V4-Flash undercuts GPT-5.5 by 35× on output tokens. V4-Pro is still 8.6× cheaper than GPT-5.5 on output. For high-volume inference workloads — batch processing, RAG pipelines, agentic loops — the cost differential is structural, not marginal.

Both models support the OpenAI ChatCompletions API and the Anthropic API format. Both support thinking and non-thinking modes. Context caching works across both.

Migration deadline: deepseek-chat and deepseek-reasoner will be fully retired on 24 July 2026 at 15:59 UTC. Currently they route to deepseek-v4-flash. Any integration referencing the old model IDs will break after that date.

Agentic integration

DeepSeek V4 has been validated with Claude Code, OpenClaw, and OpenCode — the three leading open-source AI coding agents. DeepSeek reports using V4 internally for its own agentic coding workflows. The model targets open-source SOTA on agentic coding benchmarks, though independent verification of these claims is still pending.

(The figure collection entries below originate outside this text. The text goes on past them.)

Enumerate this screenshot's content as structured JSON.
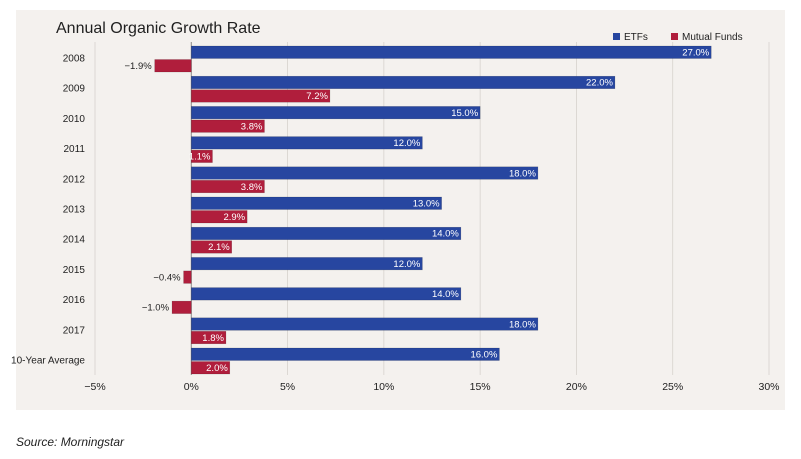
{
  "chart_data": {
    "type": "bar",
    "orientation": "horizontal",
    "title": "Annual Organic Growth Rate",
    "categories": [
      "2008",
      "2009",
      "2010",
      "2011",
      "2012",
      "2013",
      "2014",
      "2015",
      "2016",
      "2017",
      "10-Year Average"
    ],
    "series": [
      {
        "name": "ETFs",
        "color": "#2746a0",
        "values": [
          27.0,
          22.0,
          15.0,
          12.0,
          18.0,
          13.0,
          14.0,
          12.0,
          14.0,
          18.0,
          16.0
        ],
        "labels": [
          "27.0%",
          "22.0%",
          "15.0%",
          "12.0%",
          "18.0%",
          "13.0%",
          "14.0%",
          "12.0%",
          "14.0%",
          "18.0%",
          "16.0%"
        ]
      },
      {
        "name": "Mutual Funds",
        "color": "#b01e3c",
        "values": [
          -1.9,
          7.2,
          3.8,
          1.1,
          3.8,
          2.9,
          2.1,
          -0.4,
          -1.0,
          1.8,
          2.0
        ],
        "labels": [
          "−1.9%",
          "7.2%",
          "3.8%",
          "1.1%",
          "3.8%",
          "2.9%",
          "2.1%",
          "−0.4%",
          "−1.0%",
          "1.8%",
          "2.0%"
        ]
      }
    ],
    "xlim": [
      -5,
      30
    ],
    "xticks": [
      -5,
      0,
      5,
      10,
      15,
      20,
      25,
      30
    ],
    "xtick_labels": [
      "−5%",
      "0%",
      "5%",
      "10%",
      "15%",
      "20%",
      "25%",
      "30%"
    ],
    "grid": "vertical",
    "legend_position": "top-right"
  },
  "source": "Source: Morningstar"
}
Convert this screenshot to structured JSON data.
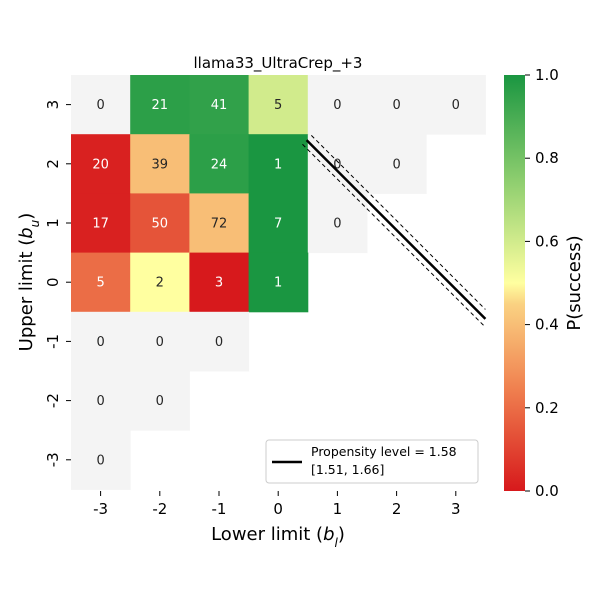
{
  "chart_data": {
    "type": "heatmap",
    "title": "llama33_UltraCrep_+3",
    "xlabel": "Lower limit (b_l)",
    "ylabel": "Upper limit (b_u)",
    "x_categories": [
      "-3",
      "-2",
      "-1",
      "0",
      "1",
      "2",
      "3"
    ],
    "y_categories": [
      "3",
      "2",
      "1",
      "0",
      "-1",
      "-2",
      "-3"
    ],
    "colorbar": {
      "label": "P(success)",
      "range": [
        0.0,
        1.0
      ],
      "ticks": [
        "0.0",
        "0.2",
        "0.4",
        "0.6",
        "0.8",
        "1.0"
      ],
      "colormap": "RdYlGn"
    },
    "cells": [
      {
        "x": "-3",
        "y": "3",
        "count": 0,
        "p": null
      },
      {
        "x": "-2",
        "y": "3",
        "count": 21,
        "p": 0.96
      },
      {
        "x": "-1",
        "y": "3",
        "count": 41,
        "p": 0.95
      },
      {
        "x": "0",
        "y": "3",
        "count": 5,
        "p": 0.6
      },
      {
        "x": "1",
        "y": "3",
        "count": 0,
        "p": null
      },
      {
        "x": "2",
        "y": "3",
        "count": 0,
        "p": null
      },
      {
        "x": "3",
        "y": "3",
        "count": 0,
        "p": null
      },
      {
        "x": "-3",
        "y": "2",
        "count": 20,
        "p": 0.02
      },
      {
        "x": "-2",
        "y": "2",
        "count": 39,
        "p": 0.4
      },
      {
        "x": "-1",
        "y": "2",
        "count": 24,
        "p": 0.96
      },
      {
        "x": "0",
        "y": "2",
        "count": 1,
        "p": 1.0
      },
      {
        "x": "1",
        "y": "2",
        "count": 0,
        "p": null
      },
      {
        "x": "2",
        "y": "2",
        "count": 0,
        "p": null
      },
      {
        "x": "-3",
        "y": "1",
        "count": 17,
        "p": 0.02
      },
      {
        "x": "-2",
        "y": "1",
        "count": 50,
        "p": 0.14
      },
      {
        "x": "-1",
        "y": "1",
        "count": 72,
        "p": 0.4
      },
      {
        "x": "0",
        "y": "1",
        "count": 7,
        "p": 1.0
      },
      {
        "x": "1",
        "y": "1",
        "count": 0,
        "p": null
      },
      {
        "x": "-3",
        "y": "0",
        "count": 5,
        "p": 0.2
      },
      {
        "x": "-2",
        "y": "0",
        "count": 2,
        "p": 0.5
      },
      {
        "x": "-1",
        "y": "0",
        "count": 3,
        "p": 0.0
      },
      {
        "x": "0",
        "y": "0",
        "count": 1,
        "p": 1.0
      },
      {
        "x": "-3",
        "y": "-1",
        "count": 0,
        "p": null
      },
      {
        "x": "-2",
        "y": "-1",
        "count": 0,
        "p": null
      },
      {
        "x": "-1",
        "y": "-1",
        "count": 0,
        "p": null
      },
      {
        "x": "-3",
        "y": "-2",
        "count": 0,
        "p": null
      },
      {
        "x": "-2",
        "y": "-2",
        "count": 0,
        "p": null
      },
      {
        "x": "-3",
        "y": "-3",
        "count": 0,
        "p": null
      }
    ],
    "empty_cell_color": "#f4f4f4",
    "propensity_line": {
      "level": 1.58,
      "ci": [
        1.51,
        1.66
      ],
      "legend_label": "Propensity level = 1.58",
      "legend_ci_label": "[1.51, 1.66]",
      "color": "#000000"
    },
    "legend_position": "lower right"
  }
}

The thinking mode integration is relevant here: agentic frameworks can toggle between chain-of-thought reasoning (for complex planning) and standard completion (for straightforward edits) within the same model, simplifying routing logic.

Caveats

DeepSeek's benchmarks are self-reported. The V3 and R1 families established a strong track record, but independent evaluations of V4 are not yet available. The FP4 precision trade-off may degrade output quality on tasks that are sensitive to numerical precision — scientific computation, low-resource language processing, or fine-grained classification. The Huawei Ascend validation covers inference serving, not training, and performance on Ascend hardware relative to Nvidia GPUs has not been disclosed.

What to do next

Test V4-Flash against your current model — at $0.28/M output tokens, the cost of switching is near zero. Route a fraction of traffic and compare quality.
Plan the migration — if you're using deepseek-chat or deepseek-reasoner, update model IDs before the 24 July retirement deadline.
Evaluate V4-Pro for agentic workflows — if you're running Claude Code or OpenCode with a LiteLLM proxy, add deepseek-v4-pro to your model pool.
Check the technical report — DeepSeek V4 PDF on HuggingFace for full architectural details.